216. Manatee: Mermaids and Sea Cows

Ink and Watercolor Wash of a Manatee Figurine

I pulled the toy from the Random Object Randomogrifier and today it was a manatee, a little swimming spud, a potato that decided to glide around in the water. This is my daily drawing practice and I like that I get to come downstairs and do it with my art besties and my mom. A lot of folks my age do not have that. I am keeping the morning time honest.

Manatee Figurine

What surprised me this morning was how many times mammals have said nope, I am going back to the water. We have already talked about whales and dolphins, how they share ancestry with hippos. We have talked about the seals, sea lions, and walruses that go back to bears and wolves. This manatee is the third one. These guys stepped off the main road with the elephants about 50 million years ago in the old Tethys Ocean area. That clade is Tethytheris. I was shocked that a manatee is closer to an elephant than to a dolphin.

Curious Manatees

Manatees did it different from the other marine mammals. Most ocean animals manage their water and salt through their kidneys and oils so they can wander way out into the open ocean. These guys still have to drink fresh water to keep their salt balance right so they have to stay along the coasts where rivers and springs come out. Forty million years ago their ancestors still had legs in the fossil record, then they grew out that round tail like a beaver and lost the back legs. The modern form has been around about 12,000 years, right about the same time North American animals were coming out of the Ice Age and the land bridge finally closed.

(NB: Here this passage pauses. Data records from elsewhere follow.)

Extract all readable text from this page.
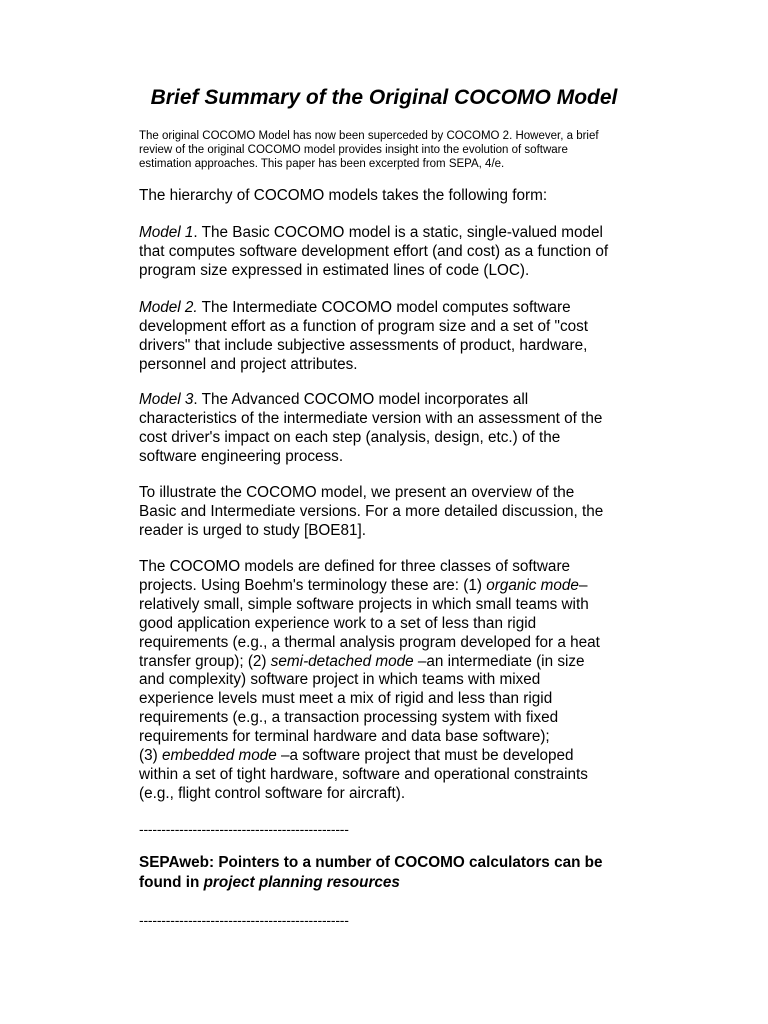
Brief Summary of the Original COCOMO Model
The original COCOMO Model has now been superceded by COCOMO 2. However, a brief
review of the original COCOMO model provides insight into the evolution of software
estimation approaches. This paper has been excerpted from SEPA, 4/e.
The hierarchy of COCOMO models takes the following form:
Model 1. The Basic COCOMO model is a static, single-valued model
that computes software development effort (and cost) as a function of
program size expressed in estimated lines of code (LOC).
Model 2. The Intermediate COCOMO model computes software
development effort as a function of program size and a set of "cost
drivers" that include subjective assessments of product, hardware,
personnel and project attributes.
Model 3. The Advanced COCOMO model incorporates all
characteristics of the intermediate version with an assessment of the
cost driver's impact on each step (analysis, design, etc.) of the
software engineering process.
To illustrate the COCOMO model, we present an overview of the
Basic and Intermediate versions. For a more detailed discussion, the
reader is urged to study [BOE81].
The COCOMO models are defined for three classes of software
projects. Using Boehm's terminology these are: (1) organic mode–
relatively small, simple software projects in which small teams with
good application experience work to a set of less than rigid
requirements (e.g., a thermal analysis program developed for a heat
transfer group); (2) semi-detached mode –an intermediate (in size
and complexity) software project in which teams with mixed
experience levels must meet a mix of rigid and less than rigid
requirements (e.g., a transaction processing system with fixed
requirements for terminal hardware and data base software);
(3) embedded mode –a software project that must be developed
within a set of tight hardware, software and operational constraints
(e.g., flight control software for aircraft).
-----------------------------------------------
SEPAweb: Pointers to a number of COCOMO calculators can be
found in project planning resources
-----------------------------------------------
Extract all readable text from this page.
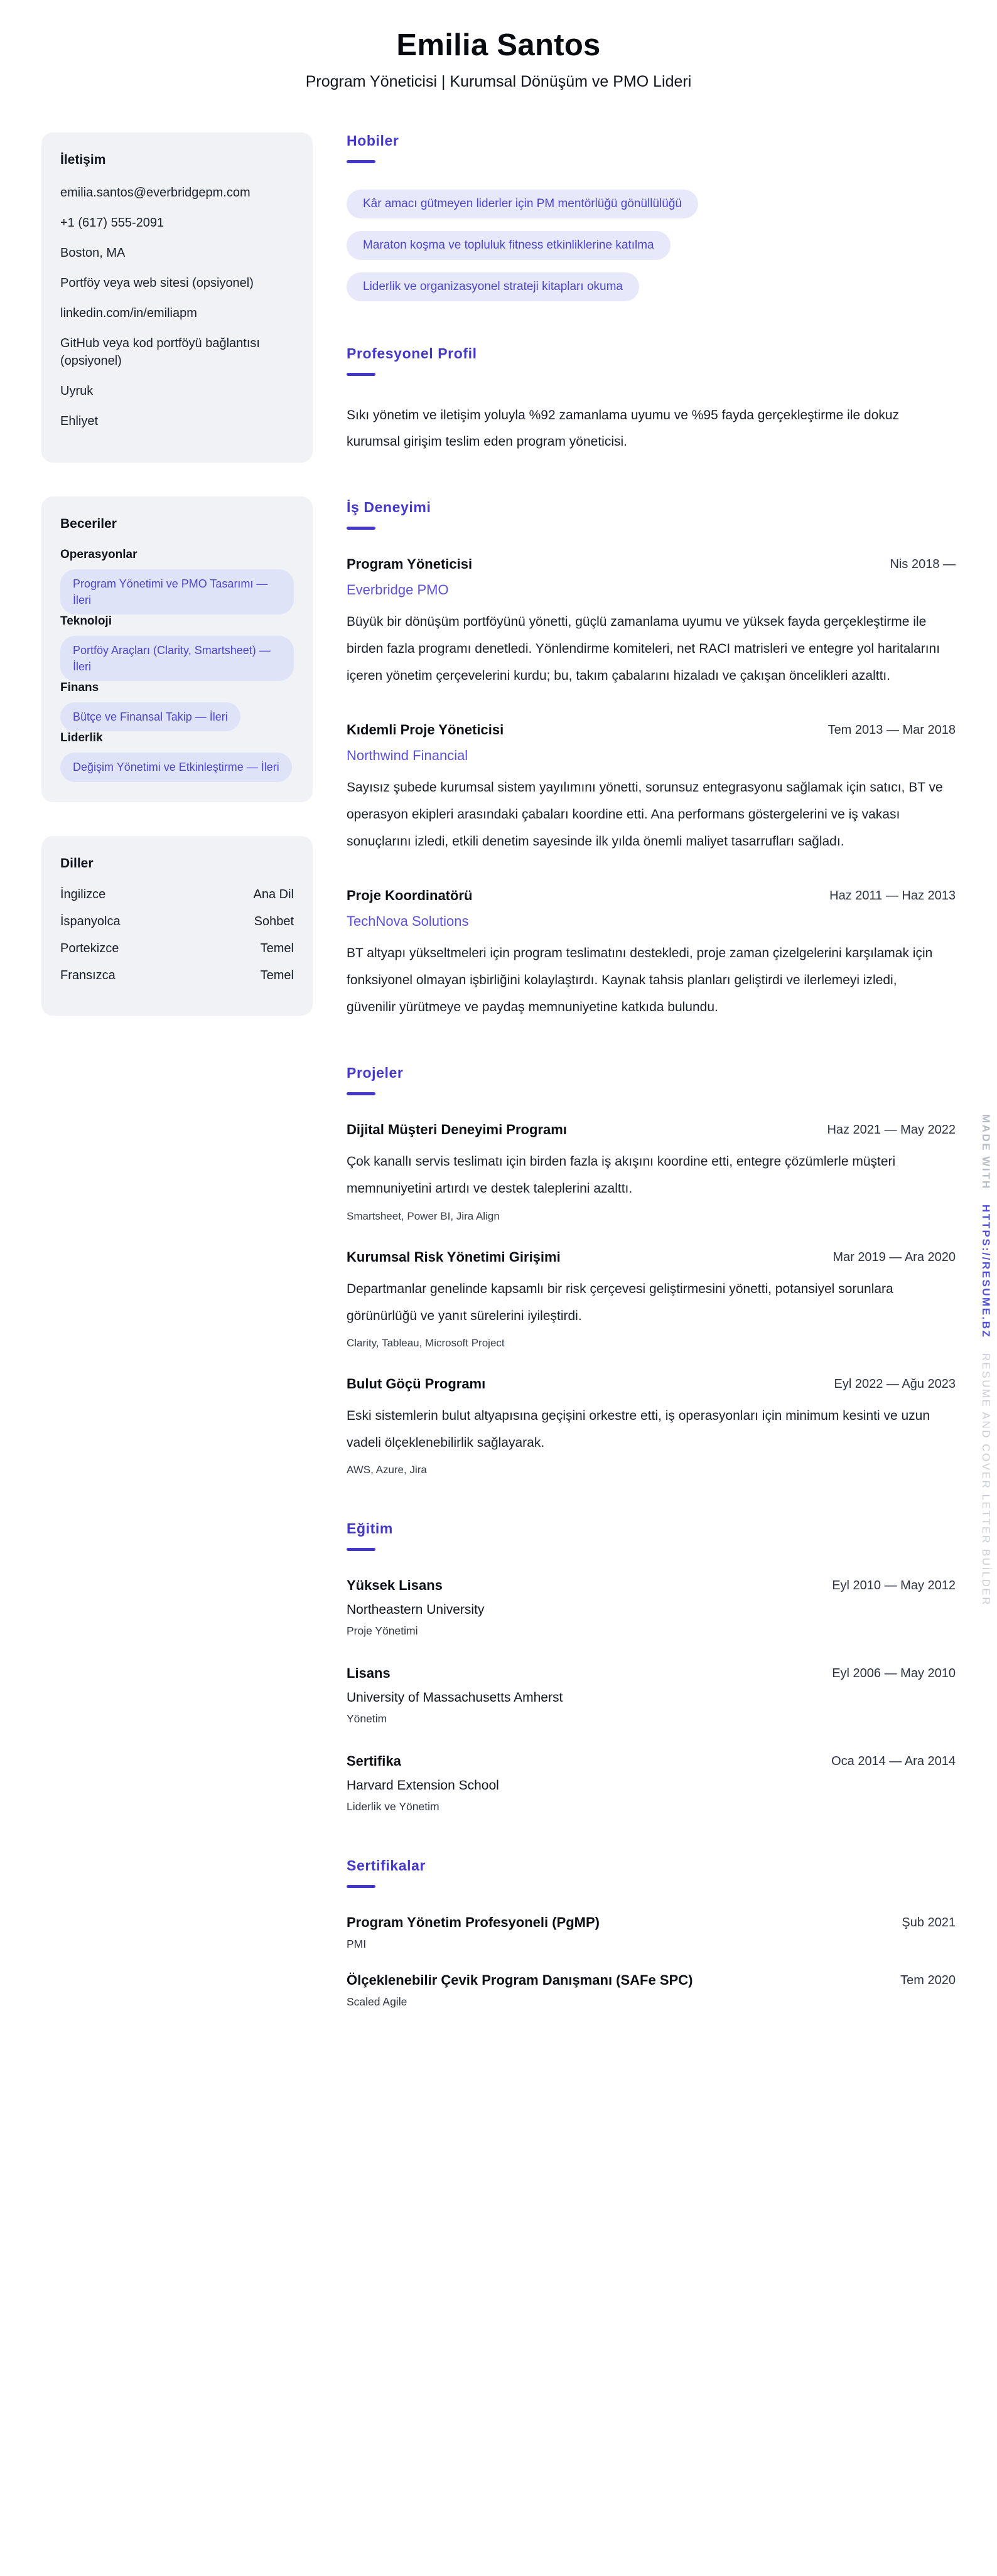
Emilia Santos
Program Yöneticisi | Kurumsal Dönüşüm ve PMO Lideri
İletişim
emilia.santos@everbridgepm.com
+1 (617) 555-2091
Boston, MA
Portföy veya web sitesi (opsiyonel)
linkedin.com/in/emiliapm
GitHub veya kod portföyü bağlantısı (opsiyonel)
Uyruk
Ehliyet
Beceriler
Operasyonlar
Program Yönetimi ve PMO Tasarımı — İleri
Teknoloji
Portföy Araçları (Clarity, Smartsheet) — İleri
Finans
Bütçe ve Finansal Takip — İleri
Liderlik
Değişim Yönetimi ve Etkinleştirme — İleri
Diller
İngilizce	Ana Dil
İspanyolca	Sohbet
Portekizce	Temel
Fransızca	Temel
Hobiler
Kâr amacı gütmeyen liderler için PM mentörlüğü gönüllülüğü
Maraton koşma ve topluluk fitness etkinliklerine katılma
Liderlik ve organizasyonel strateji kitapları okuma
Profesyonel Profil
Sıkı yönetim ve iletişim yoluyla %92 zamanlama uyumu ve %95 fayda gerçekleştirme ile dokuz kurumsal girişim teslim eden program yöneticisi.
İş Deneyimi
Program Yöneticisi
Everbridge PMO
Nis 2018 —
Büyük bir dönüşüm portföyünü yönetti, güçlü zamanlama uyumu ve yüksek fayda gerçekleştirme ile birden fazla programı denetledi. Yönlendirme komiteleri, net RACI matrisleri ve entegre yol haritalarını içeren yönetim çerçevelerini kurdu; bu, takım çabalarını hizaladı ve çakışan öncelikleri azalttı.
Kıdemli Proje Yöneticisi
Northwind Financial
Tem 2013 — Mar 2018
Sayısız şubede kurumsal sistem yayılımını yönetti, sorunsuz entegrasyonu sağlamak için satıcı, BT ve operasyon ekipleri arasındaki çabaları koordine etti. Ana performans göstergelerini ve iş vakası sonuçlarını izledi, etkili denetim sayesinde ilk yılda önemli maliyet tasarrufları sağladı.
Proje Koordinatörü
TechNova Solutions
Haz 2011 — Haz 2013
BT altyapı yükseltmeleri için program teslimatını destekledi, proje zaman çizelgelerini karşılamak için fonksiyonel olmayan işbirliğini kolaylaştırdı. Kaynak tahsis planları geliştirdi ve ilerlemeyi izledi, güvenilir yürütmeye ve paydaş memnuniyetine katkıda bulundu.
Projeler
Dijital Müşteri Deneyimi Programı	Haz 2021 — May 2022
Çok kanallı servis teslimatı için birden fazla iş akışını koordine etti, entegre çözümlerle müşteri memnuniyetini artırdı ve destek taleplerini azalttı.
Smartsheet, Power BI, Jira Align
Kurumsal Risk Yönetimi Girişimi	Mar 2019 — Ara 2020
Departmanlar genelinde kapsamlı bir risk çerçevesi geliştirmesini yönetti, potansiyel sorunlara görünürlüğü ve yanıt sürelerini iyileştirdi.
Clarity, Tableau, Microsoft Project
Bulut Göçü Programı	Eyl 2022 — Ağu 2023
Eski sistemlerin bulut altyapısına geçişini orkestre etti, iş operasyonları için minimum kesinti ve uzun vadeli ölçeklenebilirlik sağlayarak.
AWS, Azure, Jira
Eğitim
Yüksek Lisans	Eyl 2010 — May 2012
Northeastern University
Proje Yönetimi
Lisans	Eyl 2006 — May 2010
University of Massachusetts Amherst
Yönetim
Sertifika	Oca 2014 — Ara 2014
Harvard Extension School
Liderlik ve Yönetim
Sertifikalar
Program Yönetim Profesyoneli (PgMP)	Şub 2021
PMI
Ölçeklenebilir Çevik Program Danışmanı (SAFe SPC)	Tem 2020
Scaled Agile
MADE WITH HTTPS://RESUME.BZ RESUME AND COVER LETTER BUİLDER
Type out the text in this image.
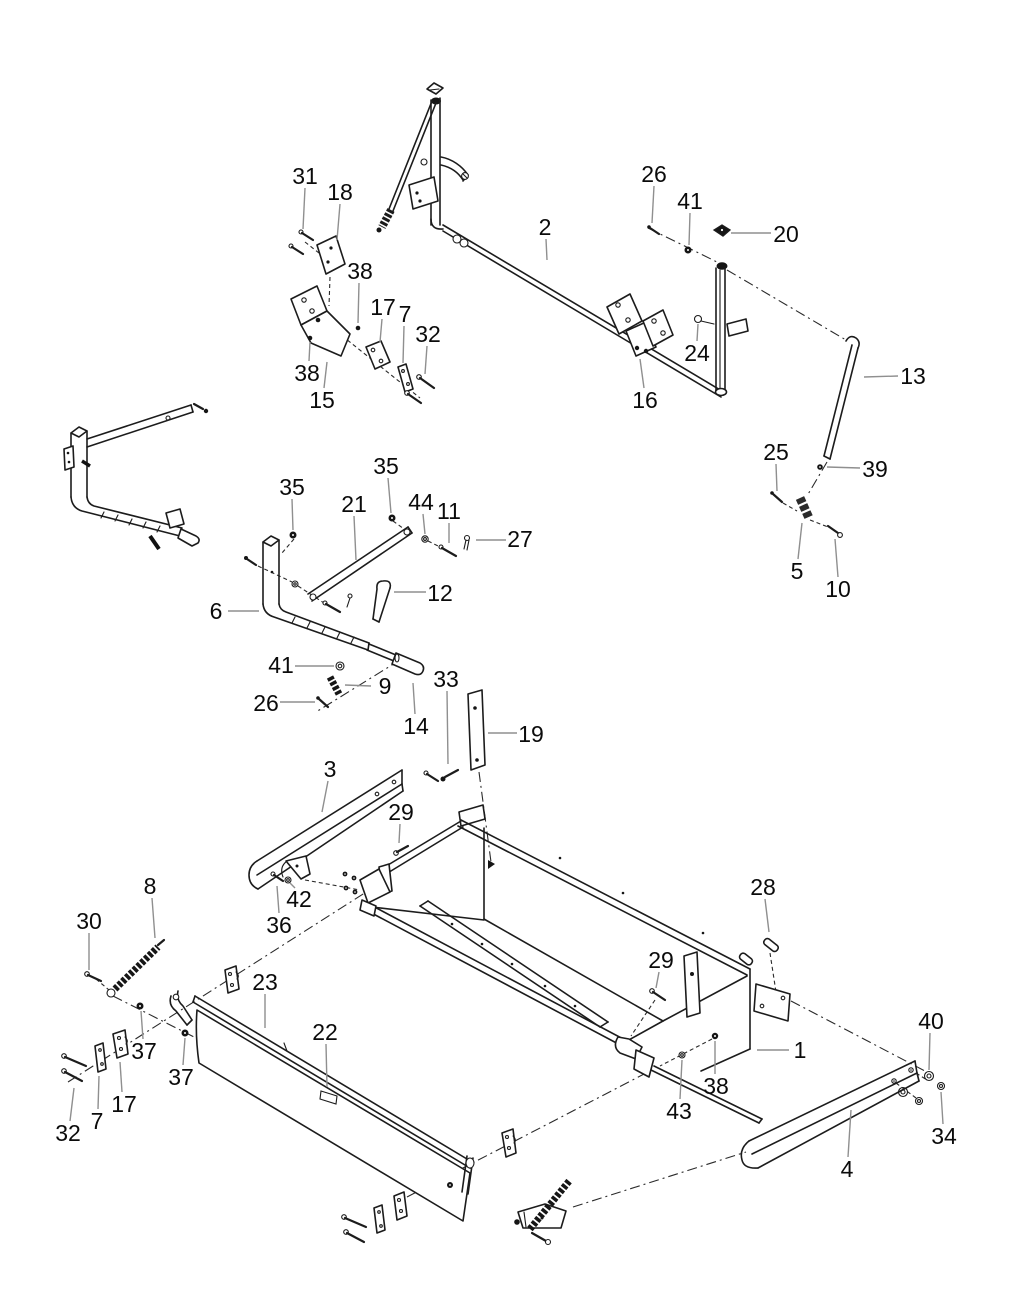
31
18
38
17 7
32
38
15
2
26
41
20
24
16
13
25
39
5
10
35
35
21 44 11
27
6
12
41
9
26
14
33
19
3
29
42
36
8
30
23
22
37
37
17
7
32
28
29
1
38
43
40
34
4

Sea Cow enjoying some lettuce at the Durisburg Zoo in Germany

They are vegetarians where almost all the other ocean going mammals are carnivores. Vegetarians get gassy. These things use the gas for buoyancy. They collect it in their body and use it to float closer to the surface. That is going to be my story from now on too, if I am gassy, I am just trying to float. Sailors thought they looked like healthy girls on a rock so the group got named Serenia, they thought they were sirens.

Veterinarians at Sea World Orlando helping rehabilitate injured manatees

The only thing that really bothers them now is us. They have no natural predators. Boat strikes scar their backs and pollution along the coasts makes it harder for them to stay where the fresh water is. The good news is their numbers came up. In 1991 there were about 1,267 in Florida and today it is about 8,350 in Florida and around 13,000 total between Florida and South America. They could even speciate someday because the groups are so far apart.